Apple is also suffering from the trade conflict between China and the United States. Added to this are the constant corona blockages in the factories of Chinese suppliers, which reduce production. But: Apple is still the best in comparison. Both in terms of numbers and in terms of share price.
Prices are falling for two main reasons
So the Big Seven all have their own construction sites. Nevertheless, it is surprising that all these projects are taking place more or less simultaneously and, above all, that they exert such pressure on stock market prices. There are two crucial reasons for this. On the one hand, there is of course inflation and the resulting rise in interest rates. Nothing new so far. Financing conditions are also becoming more difficult for large tech companies, future profits are worth less in the eyes of investors, and inflation is also making production or business operations more costly for tech companies, for example through higher wages. . Despite having a strong market position, they cannot pass on all these costs to their customers. Perhaps the closest is Apple, whose high-priced products have almost made Californians look like a bunch of luxury goods.
Big growth becomes big value
In addition to rising interest rates, there is another much less obvious but certainly obvious point. Big Tech is on its way from Big Growth to Big Value. Microsoft, Amazon and Co will almost never reach the really high growth rates in the future because they have simply reached a level where sales can no longer double as quickly as ten years ago. The corona pandemic has once again given Big Tech business models an extraordinary boost, without which growth rates could have slowed down earlier. For anyone thinking the same, the Big Seven’s ratings have recently been too high.
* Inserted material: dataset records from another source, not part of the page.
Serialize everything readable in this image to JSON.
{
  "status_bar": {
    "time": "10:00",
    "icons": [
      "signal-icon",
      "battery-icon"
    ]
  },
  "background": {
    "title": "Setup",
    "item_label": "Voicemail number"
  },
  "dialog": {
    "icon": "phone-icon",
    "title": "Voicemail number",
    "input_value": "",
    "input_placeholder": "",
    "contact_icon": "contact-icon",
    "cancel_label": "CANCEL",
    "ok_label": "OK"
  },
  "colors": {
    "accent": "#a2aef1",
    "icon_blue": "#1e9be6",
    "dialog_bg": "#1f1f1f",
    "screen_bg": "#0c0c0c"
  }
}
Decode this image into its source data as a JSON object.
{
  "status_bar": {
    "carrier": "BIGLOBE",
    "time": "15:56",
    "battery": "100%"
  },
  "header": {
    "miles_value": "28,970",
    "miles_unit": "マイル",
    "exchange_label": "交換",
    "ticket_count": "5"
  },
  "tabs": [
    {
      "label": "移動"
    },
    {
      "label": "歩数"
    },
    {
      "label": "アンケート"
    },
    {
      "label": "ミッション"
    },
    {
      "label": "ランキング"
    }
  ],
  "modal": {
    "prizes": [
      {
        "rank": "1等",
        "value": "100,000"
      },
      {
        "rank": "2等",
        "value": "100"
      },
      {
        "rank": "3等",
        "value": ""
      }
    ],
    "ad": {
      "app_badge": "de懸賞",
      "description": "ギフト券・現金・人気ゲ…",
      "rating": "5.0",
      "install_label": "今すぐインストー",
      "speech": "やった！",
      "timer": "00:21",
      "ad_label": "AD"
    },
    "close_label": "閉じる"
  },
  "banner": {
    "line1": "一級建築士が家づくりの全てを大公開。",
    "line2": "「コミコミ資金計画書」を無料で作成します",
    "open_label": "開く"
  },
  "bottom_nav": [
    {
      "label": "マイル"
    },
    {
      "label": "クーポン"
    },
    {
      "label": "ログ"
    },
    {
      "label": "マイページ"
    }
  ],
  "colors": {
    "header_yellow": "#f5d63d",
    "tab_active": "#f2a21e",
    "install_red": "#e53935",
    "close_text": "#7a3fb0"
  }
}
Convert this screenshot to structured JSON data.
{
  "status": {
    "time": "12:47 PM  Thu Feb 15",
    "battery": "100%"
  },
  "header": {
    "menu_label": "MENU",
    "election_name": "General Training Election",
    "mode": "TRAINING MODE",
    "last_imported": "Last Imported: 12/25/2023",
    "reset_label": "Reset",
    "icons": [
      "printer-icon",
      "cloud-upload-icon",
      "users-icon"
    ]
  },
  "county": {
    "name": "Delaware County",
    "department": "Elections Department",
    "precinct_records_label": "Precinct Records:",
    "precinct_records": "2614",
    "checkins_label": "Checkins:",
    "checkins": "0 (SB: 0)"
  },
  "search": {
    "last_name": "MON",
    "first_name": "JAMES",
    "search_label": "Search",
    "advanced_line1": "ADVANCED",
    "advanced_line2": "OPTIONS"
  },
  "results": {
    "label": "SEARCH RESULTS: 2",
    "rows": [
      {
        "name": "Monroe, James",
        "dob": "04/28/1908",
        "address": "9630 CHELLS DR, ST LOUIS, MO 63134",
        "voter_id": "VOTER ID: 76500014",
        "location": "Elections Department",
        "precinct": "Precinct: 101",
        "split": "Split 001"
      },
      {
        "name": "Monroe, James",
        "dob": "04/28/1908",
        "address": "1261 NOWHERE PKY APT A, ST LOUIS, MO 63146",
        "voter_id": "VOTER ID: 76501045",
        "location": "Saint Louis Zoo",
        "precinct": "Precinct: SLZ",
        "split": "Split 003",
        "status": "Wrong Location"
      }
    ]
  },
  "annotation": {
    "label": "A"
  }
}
However, after the recent sell-offs, this is no longer necessarily the case, although P/E ratios are not yet low. That of Microsoft, for example, is 25.6. This remains high, but is no longer astronomically high. The situation is similar at Alphabet and Apple. The Big Seven undoubtedly also offer entry-level opportunities. After all, at least Apple, Microsoft, Alphabet, and Amazon have business models and market positions that will likely see companies earn handsomely for years to come. Perhaps there will be higher dividends at some point, or in the case of Alphabet and Amazon, a payout at all. In short: Big Tech remains an investment for anyone who breaks the expectation of explosive price increases.